In each episode of John Pranjic’s 3Four3 soccer podcast he plugs 3Four3’s coaching training program.
One of his best selling-points for their coaching program is that helps coaches get past the “trial-and-error discovery phase” of figuring out what activities work and getting right to activities and coaching points that will make a difference in the players and team.
While writing the previous two posts, it dawned on me that soccer culture serves the same function for individual players.
Becoming a competent player from scratch has two has two general periods:
A. 2-5 year period of trial-and-error of learning about soccer and what’s important. This phase is filled with dead-ends, traps and road blocks. One example is simply underestimating the importance of ball skills.
B. 3-5 year period of developing competency on basic skills like first touch, dribbling and passing.
Soccer culture is a shortcut past the first period, because the culture has already discovered what’s important and made it possible to achieve that with activities that develop the basics in fun, unorganized activities with nobody noticing.
In baseball culture, we know one such activity as “catch”. Examples in basketball are 1-on-1, OUT and 21.
Soccer culture activities include juggling, monkey-in-the-middle and 1v1 to 3v3.

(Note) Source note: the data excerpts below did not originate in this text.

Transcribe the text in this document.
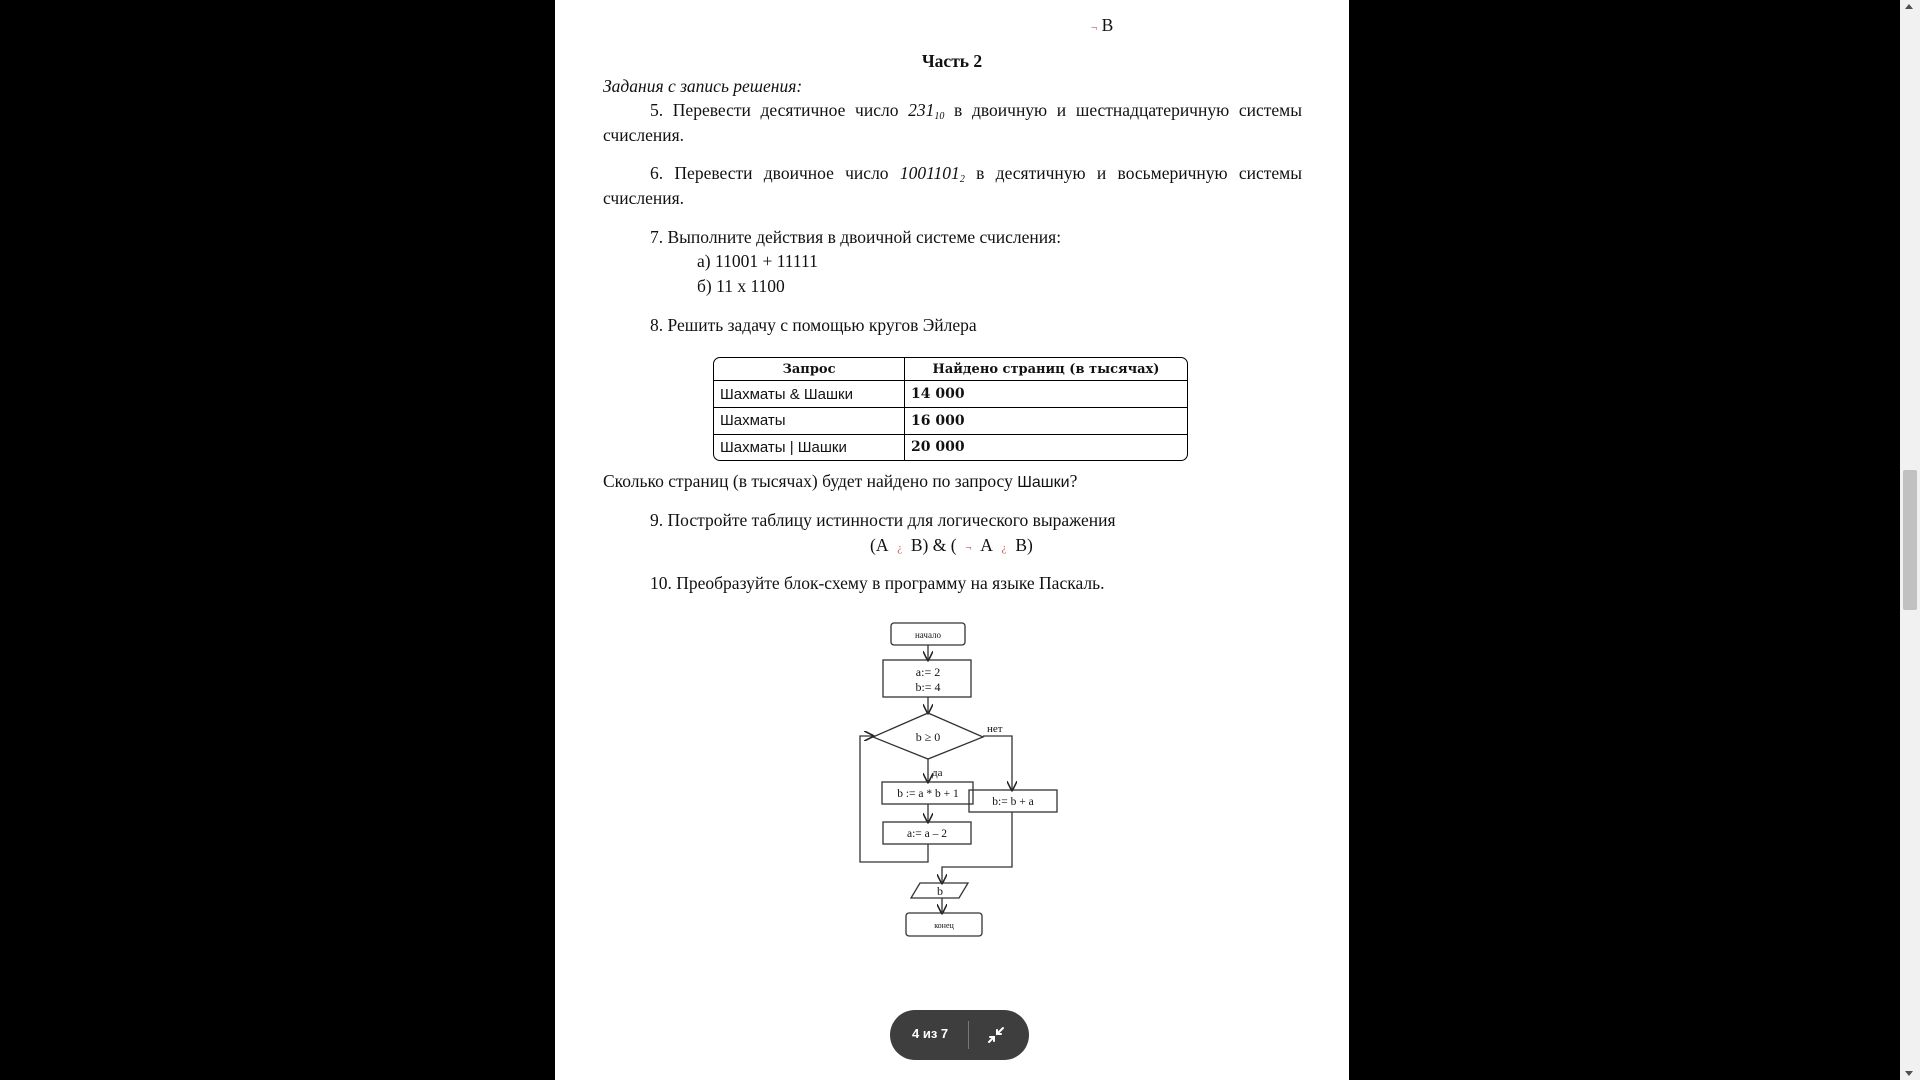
¬ B
Часть 2
Задания с запись решения:
5. Перевести десятичное число $231_{10}$ в двоичную и шестнадцатеричную системы
счисления.
6. Перевести двоичное число $1001101_2$ в десятичную и восьмеричную системы
счисления.
7. Выполните действия в двоичной системе счисления:
а) 11001 + 11111
б) 11 х 1100
8. Решить задачу с помощью кругов Эйлера
Запрос	Найдено страниц (в тысячах)
Шахматы & Шашки	14 000
Шахматы	16 000
Шахматы | Шашки	20 000
Сколько страниц (в тысячах) будет найдено по запросу Шашки?
9. Постройте таблицу истинности для логического выражения
(А ¿ В) & ( ¬ А ¿ В)
10. Преобразуйте блок-схему в программу на языке Паскаль.
начало
a:= 2
b:= 4
b ≥ 0
нет
да
b := a * b + 1
a:= a – 2
b:= b + a
b
конец
4 из 7
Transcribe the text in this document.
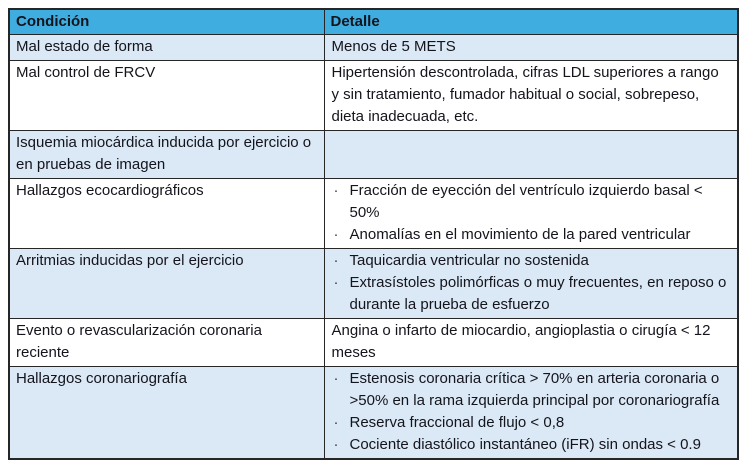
Condición	Detalle
Mal estado de forma	Menos de 5 METS
Mal control de FRCV	Hipertensión descontrolada, cifras LDL superiores a rango y sin tratamiento, fumador habitual o social, sobrepeso, dieta inadecuada, etc.
Isquemia miocárdica inducida por ejercicio o en pruebas de imagen	
Hallazgos ecocardiográficos	· Fracción de eyección del ventrículo izquierdo basal < 50%
· Anomalías en el movimiento de la pared ventricular

Arritmias inducidas por el ejercicio	· Taquicardia ventricular no sostenida
· Extrasístoles polimórficas o muy frecuentes, en reposo o durante la prueba de esfuerzo

Evento o revascularización coronaria reciente	Angina o infarto de miocardio, angioplastia o cirugía < 12 meses
Hallazgos coronariografía	· Estenosis coronaria crítica > 70% en arteria coronaria o >50% en la rama izquierda principal por coronariografía
· Reserva fraccional de flujo < 0,8
· Cociente diastólico instantáneo (iFR) sin ondas < 0.9
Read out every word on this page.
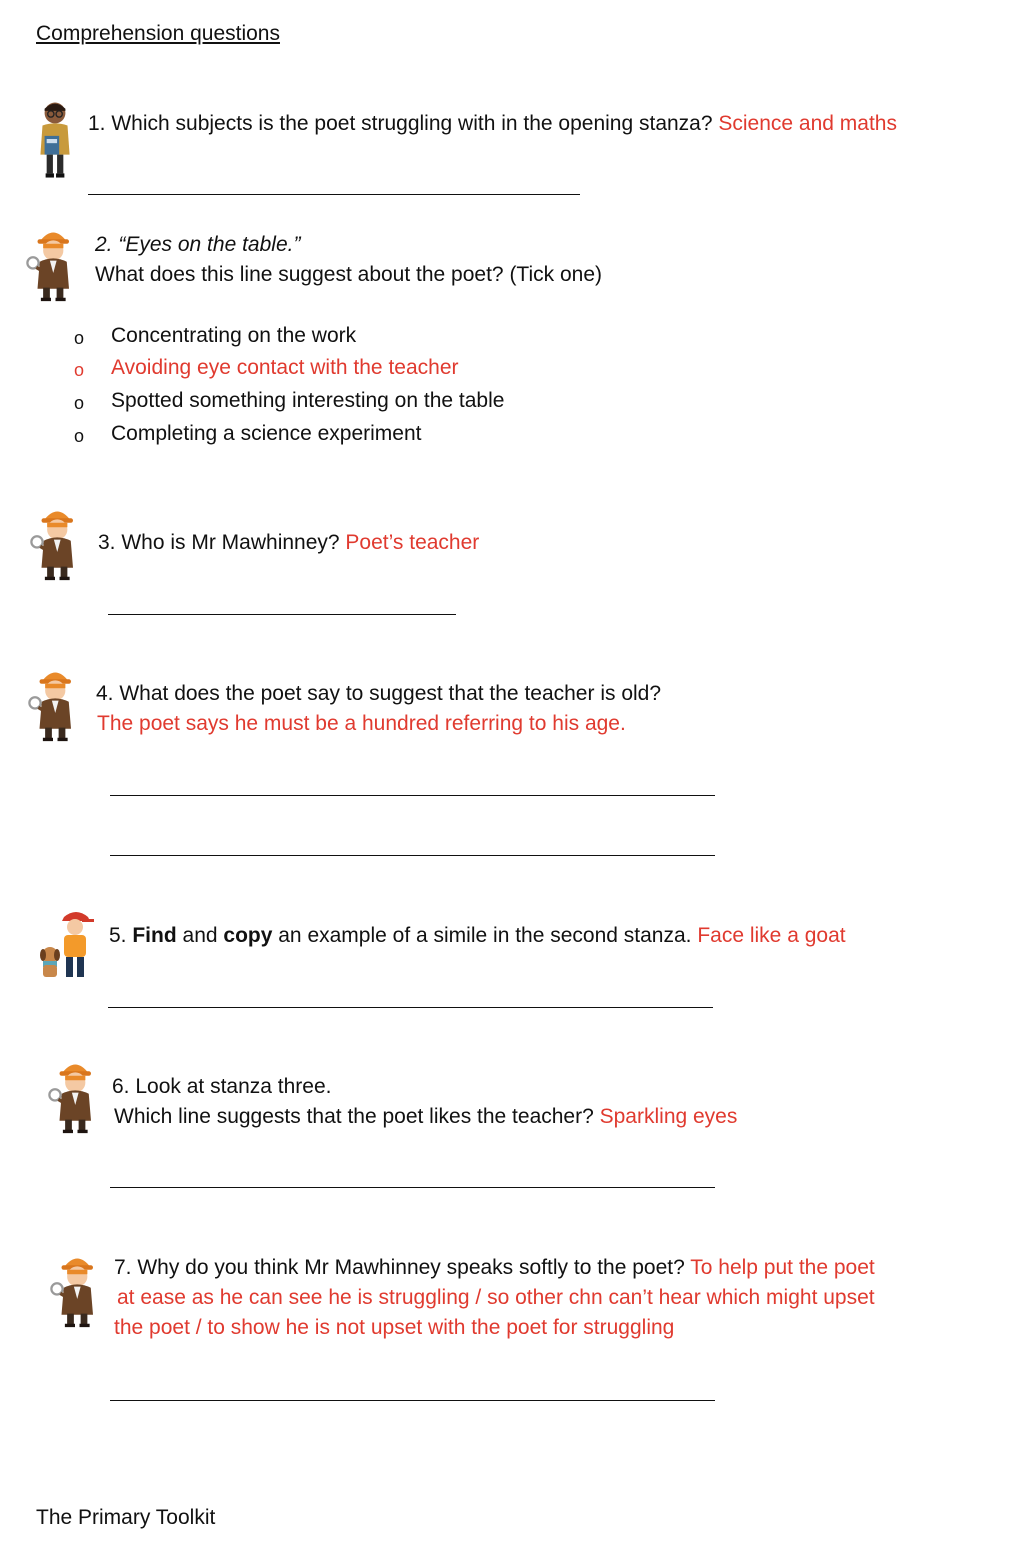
Comprehension questions
1. Which subjects is the poet struggling with in the opening stanza? Science and maths
2. “Eyes on the table.”
What does this line suggest about the poet? (Tick one)
o Concentrating on the work
o Avoiding eye contact with the teacher
o Spotted something interesting on the table
o Completing a science experiment
3. Who is Mr Mawhinney? Poet’s teacher
4. What does the poet say to suggest that the teacher is old?
The poet says he must be a hundred referring to his age.
5. Find and copy an example of a simile in the second stanza. Face like a goat
6. Look at stanza three.
Which line suggests that the poet likes the teacher? Sparkling eyes
7. Why do you think Mr Mawhinney speaks softly to the poet? To help put the poet
at ease as he can see he is struggling / so other chn can’t hear which might upset
the poet / to show he is not upset with the poet for struggling
The Primary Toolkit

In addition to being played in unorganized settings, it’s with people ranging in age and ability, which enables knowledge transfer between generations and ability levels that doesn’t occur in organized settings sliced by age and ability levels.
In the U.S. soccer culture, it’s typical for kids to learn how to self-organize and enjoy playing a game of monkey-in-the-middle (which develops about 60% of the basic skills useful in soccer) in their teens.
In stronger soccer cultures, kids learn to play this on their own and have fun as early as age 5. And they play it a lot.